Chapter #17 - Rozkoszne kociaki też bywają diabełkami

8.3K 779 602
                                    

Rozdział ma ponad cztery tysiące słów, więc jeśli macie coś do zrobienia, to najpierw skończcie, a potem czytajcie :D Mam nadzieję, że użytkownicy aplikacji mobilnej nie będą mieli problemu z załadowaniem się całego rozdziału. 

---

       — Było dobre?

       — Co takiego?

       — Shioyaki.

       [____] uniosła brew. Kuroo zachowywał się jak nadąsane małe dziecko.

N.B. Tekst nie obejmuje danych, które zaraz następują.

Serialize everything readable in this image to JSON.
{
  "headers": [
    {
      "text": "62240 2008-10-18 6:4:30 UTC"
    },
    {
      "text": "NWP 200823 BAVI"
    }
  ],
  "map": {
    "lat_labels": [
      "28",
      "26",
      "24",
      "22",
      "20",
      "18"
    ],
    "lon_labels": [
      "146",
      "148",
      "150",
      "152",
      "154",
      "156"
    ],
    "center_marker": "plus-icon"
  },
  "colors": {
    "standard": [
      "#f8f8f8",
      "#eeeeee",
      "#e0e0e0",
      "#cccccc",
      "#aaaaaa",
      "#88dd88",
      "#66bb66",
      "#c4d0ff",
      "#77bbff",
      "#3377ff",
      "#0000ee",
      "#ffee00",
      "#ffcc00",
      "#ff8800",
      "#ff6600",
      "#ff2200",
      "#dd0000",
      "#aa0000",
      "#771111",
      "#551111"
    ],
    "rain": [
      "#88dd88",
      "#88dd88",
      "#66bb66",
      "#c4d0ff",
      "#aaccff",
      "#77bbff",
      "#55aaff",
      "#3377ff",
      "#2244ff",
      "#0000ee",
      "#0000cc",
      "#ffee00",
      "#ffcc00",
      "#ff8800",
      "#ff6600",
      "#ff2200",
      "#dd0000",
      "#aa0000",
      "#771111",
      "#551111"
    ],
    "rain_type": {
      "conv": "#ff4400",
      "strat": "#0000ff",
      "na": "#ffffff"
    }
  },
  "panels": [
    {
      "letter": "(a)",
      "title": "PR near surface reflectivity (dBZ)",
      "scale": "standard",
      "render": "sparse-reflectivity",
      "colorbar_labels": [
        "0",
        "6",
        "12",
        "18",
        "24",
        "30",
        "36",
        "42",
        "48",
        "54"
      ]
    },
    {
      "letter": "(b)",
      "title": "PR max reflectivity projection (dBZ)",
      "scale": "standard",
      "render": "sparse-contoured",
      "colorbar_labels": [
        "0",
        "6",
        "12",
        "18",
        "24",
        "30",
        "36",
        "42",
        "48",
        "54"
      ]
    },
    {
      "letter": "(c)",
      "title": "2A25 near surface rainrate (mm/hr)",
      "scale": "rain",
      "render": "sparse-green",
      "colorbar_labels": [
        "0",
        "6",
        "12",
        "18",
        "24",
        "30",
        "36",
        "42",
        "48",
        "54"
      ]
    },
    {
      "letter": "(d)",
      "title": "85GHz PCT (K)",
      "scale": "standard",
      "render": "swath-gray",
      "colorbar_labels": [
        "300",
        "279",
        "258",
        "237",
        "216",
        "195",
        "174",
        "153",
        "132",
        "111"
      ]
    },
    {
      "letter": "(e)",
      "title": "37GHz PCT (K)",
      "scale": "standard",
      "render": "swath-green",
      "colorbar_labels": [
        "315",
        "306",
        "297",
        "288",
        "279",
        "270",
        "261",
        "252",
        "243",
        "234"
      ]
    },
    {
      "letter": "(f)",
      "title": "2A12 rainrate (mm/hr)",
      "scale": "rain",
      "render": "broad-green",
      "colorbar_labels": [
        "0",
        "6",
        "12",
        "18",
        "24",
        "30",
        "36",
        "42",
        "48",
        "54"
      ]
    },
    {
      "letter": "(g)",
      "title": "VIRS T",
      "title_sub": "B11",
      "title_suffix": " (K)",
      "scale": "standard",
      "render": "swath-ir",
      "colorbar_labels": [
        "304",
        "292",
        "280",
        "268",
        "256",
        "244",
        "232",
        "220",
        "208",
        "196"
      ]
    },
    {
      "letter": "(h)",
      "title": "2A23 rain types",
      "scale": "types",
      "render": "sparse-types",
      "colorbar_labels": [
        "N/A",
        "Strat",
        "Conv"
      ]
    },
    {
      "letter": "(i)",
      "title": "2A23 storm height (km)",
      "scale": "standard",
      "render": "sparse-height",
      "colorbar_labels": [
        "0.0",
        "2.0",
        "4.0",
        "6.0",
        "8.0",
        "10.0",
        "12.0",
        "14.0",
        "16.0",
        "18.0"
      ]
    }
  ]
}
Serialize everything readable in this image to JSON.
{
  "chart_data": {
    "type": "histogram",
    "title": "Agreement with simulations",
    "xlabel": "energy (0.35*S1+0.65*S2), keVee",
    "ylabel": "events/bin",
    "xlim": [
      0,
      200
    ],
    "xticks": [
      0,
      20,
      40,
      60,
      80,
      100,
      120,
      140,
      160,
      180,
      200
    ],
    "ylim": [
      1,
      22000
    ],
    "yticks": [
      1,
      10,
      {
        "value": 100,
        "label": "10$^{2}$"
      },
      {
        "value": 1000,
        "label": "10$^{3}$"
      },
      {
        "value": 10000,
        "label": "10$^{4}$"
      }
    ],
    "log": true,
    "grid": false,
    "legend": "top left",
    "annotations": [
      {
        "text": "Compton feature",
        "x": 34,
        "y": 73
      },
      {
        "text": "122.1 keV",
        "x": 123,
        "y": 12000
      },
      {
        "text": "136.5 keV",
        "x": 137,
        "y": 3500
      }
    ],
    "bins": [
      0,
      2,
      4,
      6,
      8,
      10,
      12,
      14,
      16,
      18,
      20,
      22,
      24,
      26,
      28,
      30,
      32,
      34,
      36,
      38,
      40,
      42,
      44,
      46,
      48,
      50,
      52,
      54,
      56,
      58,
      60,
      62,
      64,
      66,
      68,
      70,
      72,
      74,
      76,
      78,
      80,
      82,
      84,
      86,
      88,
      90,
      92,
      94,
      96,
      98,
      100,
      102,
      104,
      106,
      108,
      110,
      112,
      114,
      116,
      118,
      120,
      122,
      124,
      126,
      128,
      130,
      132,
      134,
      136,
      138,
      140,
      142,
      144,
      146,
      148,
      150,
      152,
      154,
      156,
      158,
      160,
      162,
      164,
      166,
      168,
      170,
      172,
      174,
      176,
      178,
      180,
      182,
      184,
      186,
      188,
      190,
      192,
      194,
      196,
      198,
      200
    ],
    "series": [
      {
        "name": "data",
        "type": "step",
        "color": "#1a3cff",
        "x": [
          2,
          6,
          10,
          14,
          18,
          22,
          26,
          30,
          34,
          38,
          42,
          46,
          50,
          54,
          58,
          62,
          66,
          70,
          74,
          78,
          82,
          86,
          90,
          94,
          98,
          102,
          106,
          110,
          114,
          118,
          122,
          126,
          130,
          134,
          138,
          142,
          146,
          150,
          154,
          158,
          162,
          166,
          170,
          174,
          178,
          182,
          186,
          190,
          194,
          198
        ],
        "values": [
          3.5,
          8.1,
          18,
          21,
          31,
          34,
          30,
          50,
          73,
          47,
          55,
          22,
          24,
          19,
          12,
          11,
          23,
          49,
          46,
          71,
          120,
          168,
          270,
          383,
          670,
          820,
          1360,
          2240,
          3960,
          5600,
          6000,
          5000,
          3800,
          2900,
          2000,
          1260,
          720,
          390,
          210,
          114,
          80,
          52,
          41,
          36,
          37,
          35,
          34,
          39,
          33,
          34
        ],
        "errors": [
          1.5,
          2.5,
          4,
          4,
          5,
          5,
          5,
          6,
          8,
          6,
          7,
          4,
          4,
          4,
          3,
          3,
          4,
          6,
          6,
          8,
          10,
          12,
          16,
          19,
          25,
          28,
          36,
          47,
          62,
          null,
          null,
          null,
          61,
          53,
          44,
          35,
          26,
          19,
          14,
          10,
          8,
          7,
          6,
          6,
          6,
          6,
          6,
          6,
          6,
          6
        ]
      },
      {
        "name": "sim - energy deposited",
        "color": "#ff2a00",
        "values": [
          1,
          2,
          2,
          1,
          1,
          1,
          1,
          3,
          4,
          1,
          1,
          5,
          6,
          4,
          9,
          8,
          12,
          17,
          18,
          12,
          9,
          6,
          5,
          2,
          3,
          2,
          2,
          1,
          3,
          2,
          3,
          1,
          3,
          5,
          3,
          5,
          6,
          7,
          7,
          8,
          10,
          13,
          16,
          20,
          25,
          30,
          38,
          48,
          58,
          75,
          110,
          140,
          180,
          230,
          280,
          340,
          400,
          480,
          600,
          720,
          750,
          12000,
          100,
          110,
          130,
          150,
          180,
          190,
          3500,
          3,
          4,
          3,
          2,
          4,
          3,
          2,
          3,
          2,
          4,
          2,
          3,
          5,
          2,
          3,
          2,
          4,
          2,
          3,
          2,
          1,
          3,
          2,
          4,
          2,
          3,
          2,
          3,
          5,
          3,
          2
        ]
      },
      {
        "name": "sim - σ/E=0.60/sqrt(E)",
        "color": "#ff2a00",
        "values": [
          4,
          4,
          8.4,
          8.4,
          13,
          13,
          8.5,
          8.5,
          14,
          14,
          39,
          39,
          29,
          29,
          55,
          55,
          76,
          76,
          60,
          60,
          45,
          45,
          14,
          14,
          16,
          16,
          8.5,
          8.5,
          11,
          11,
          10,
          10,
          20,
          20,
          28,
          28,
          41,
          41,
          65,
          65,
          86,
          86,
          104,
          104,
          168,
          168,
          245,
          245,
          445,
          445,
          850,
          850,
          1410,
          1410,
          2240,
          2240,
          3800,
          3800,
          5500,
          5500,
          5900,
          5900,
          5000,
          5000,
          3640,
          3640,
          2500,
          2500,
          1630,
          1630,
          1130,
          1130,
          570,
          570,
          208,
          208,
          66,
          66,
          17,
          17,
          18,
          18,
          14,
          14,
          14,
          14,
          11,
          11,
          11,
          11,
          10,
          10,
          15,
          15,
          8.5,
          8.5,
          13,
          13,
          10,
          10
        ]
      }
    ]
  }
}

       — Możesz już przestać? To tylko kawałek ryby.

       Kuroo zatrzymał się i gwałtownie wciągnął powietrze.

       — Nie pojmujesz wspaniałości tego smaku!

       — Przymknij się. To nie moja wina, że jadłeś drugie śniadanie z kimś innym.

       — Przymknę się, jeśli mi powiesz, kto je robił.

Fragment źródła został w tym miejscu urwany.